The business of vehicle exporting is efficiency driven. One huge challenge to efficiency when exporting vehicles from Canada to the U.S. is having to wait out the 30-day DOT hold period. Meanwhile, it’s often perfectly possible for NHTSA to release your vehicle's bond early—it might be happening to you, and you might not even know!
Over the last year, we’ve seen exporters taking advantage of these early bond releases and finalizing sales early in full compliance with the DOT. We’d like to shed some light on how that happens.
If you’ve ever wondered how many more vehicles you could turn in 30 days, this advice is for you.
DOT Conformance bonds are a necessary part of getting your recently imported vehicle titled in the US. They ensure that, “the vehicle is not released to any person until either a bond release letter is received from NHTSA or that the vehicle is held for at least 30 days after the conformity package has been sent to NHTSA.” Nonetheless, these bonds tie up capital and carrying costs, limiting further purchasing power until they are released.
Of the two means listed in the DOT Conformance Surety Bond Requirements, receiving a bond letter is preferred as it is not tied to a fixed timeline. If one is granted by NHTSA, you could receive a bond letter in fewer than 30 days.
However, our findings indicate that some RIs don’t have the tools within their operations to effectively manage bond releases, and thus always wait out the 30-day hold period—even when an early release has been granted!
On Signal, 79% of vehicles crossing our automated platform this year have received early bond releases. Of those early releases, the average holding time was just 18 days—12 days faster than the ‘standard’ 30-day hold.
Of course, DOT times fluctuate and so these times are an observation, not a guarantee. However, they do beg the question: How many more vehicles could you and your RI turn if you could reduce the 30-day hold?

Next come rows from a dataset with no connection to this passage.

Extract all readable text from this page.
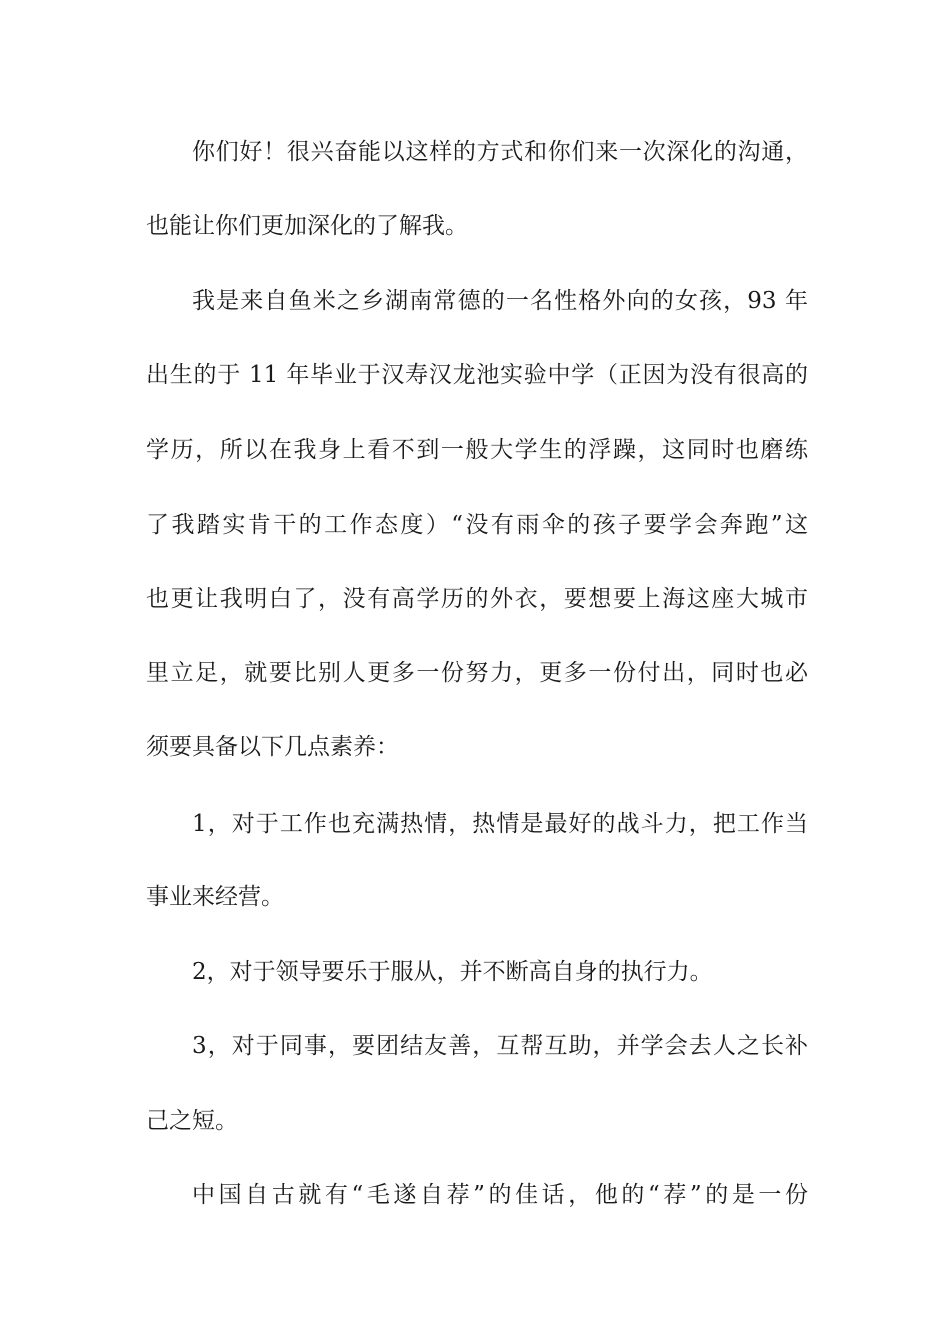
你们好！很兴奋能以这样的方式和你们来一次深化的沟通，
也能让你们更加深化的了解我。
我是来自鱼米之乡湖南常德的一名性格外向的女孩，93 年
出生的于 11 年毕业于汉寿汉龙池实验中学（正因为没有很高的
学历，所以在我身上看不到一般大学生的浮躁，这同时也磨练
了我踏实肯干的工作态度）“没有雨伞的孩子要学会奔跑”这
也更让我明白了，没有高学历的外衣，要想要上海这座大城市
里立足，就要比别人更多一份努力，更多一份付出，同时也必
须要具备以下几点素养：
1，对于工作也充满热情，热情是最好的战斗力，把工作当
事业来经营。
2，对于领导要乐于服从，并不断高自身的执行力。
3，对于同事，要团结友善，互帮互助，并学会去人之长补
己之短。
中国自古就有“毛遂自荐”的佳话，他的“荐”的是一份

Naturally, we decided to do the math.
Let’s use 45 days as an example of an average industry turn for an exporter not signed up to Signal. Using the data above, these turns would be shortened to an average of 33 days simply by using our automated platform.
With an extra 12 days per turn, this vehicle exporter could add 3 more full inventory turns per year, from 8.1 full turns to 11.1. Being able to improve inventory turnover by three turns in one year is huge no matter your capital situation! If you’re capital constrained, you could purchase 37% more vehicles throughout the year. If you’re not capital constrained, your carrying cost would drop by up to 30%.

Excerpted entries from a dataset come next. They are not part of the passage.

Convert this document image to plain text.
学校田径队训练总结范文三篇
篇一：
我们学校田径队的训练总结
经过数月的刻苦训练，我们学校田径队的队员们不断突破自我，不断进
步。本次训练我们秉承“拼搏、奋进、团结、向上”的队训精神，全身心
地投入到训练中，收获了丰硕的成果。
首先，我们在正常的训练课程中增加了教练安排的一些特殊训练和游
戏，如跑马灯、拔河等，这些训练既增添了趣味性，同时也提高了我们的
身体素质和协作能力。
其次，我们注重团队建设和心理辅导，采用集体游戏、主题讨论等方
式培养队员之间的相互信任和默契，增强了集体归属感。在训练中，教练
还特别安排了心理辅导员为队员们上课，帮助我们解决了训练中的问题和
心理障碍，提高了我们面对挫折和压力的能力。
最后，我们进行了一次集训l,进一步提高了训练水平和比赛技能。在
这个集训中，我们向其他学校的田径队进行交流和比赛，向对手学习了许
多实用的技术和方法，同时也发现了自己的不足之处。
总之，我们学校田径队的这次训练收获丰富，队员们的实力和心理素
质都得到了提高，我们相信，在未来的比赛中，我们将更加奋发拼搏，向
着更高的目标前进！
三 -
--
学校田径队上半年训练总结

Best of all, doing this requires no spending by the exporter. It's as simple as your RI having the tools to upload bond releases efficiently and process vehicles faster, with less manual work.
Our mission is to provide RIs with the necessary tools to streamline the bond release process and give their exporters (i.e. you!) a competitive advantage.
When your RI is on Signal Import, they are greeted with a dashboard that helps keep them organized at every stage of the DOT process. With automated folders for incoming inventory, DOT submissions, open recalls, titles available for release, and more, your RI no longer needs to rely on spreadsheets for manual tracking.
Instead, the information you need is always at their fingertips. Our platform enables RIs to stay on top of their bond releases, ensuring that each release is promptly processed and attached to the corresponding vehicle, and customers are notified the moment their vehicle can be shipped.
Best of all, we’re here to help them leverage these benefits and provide transparency right back to you—all with the goal of helping you both turn vehicles faster than ever.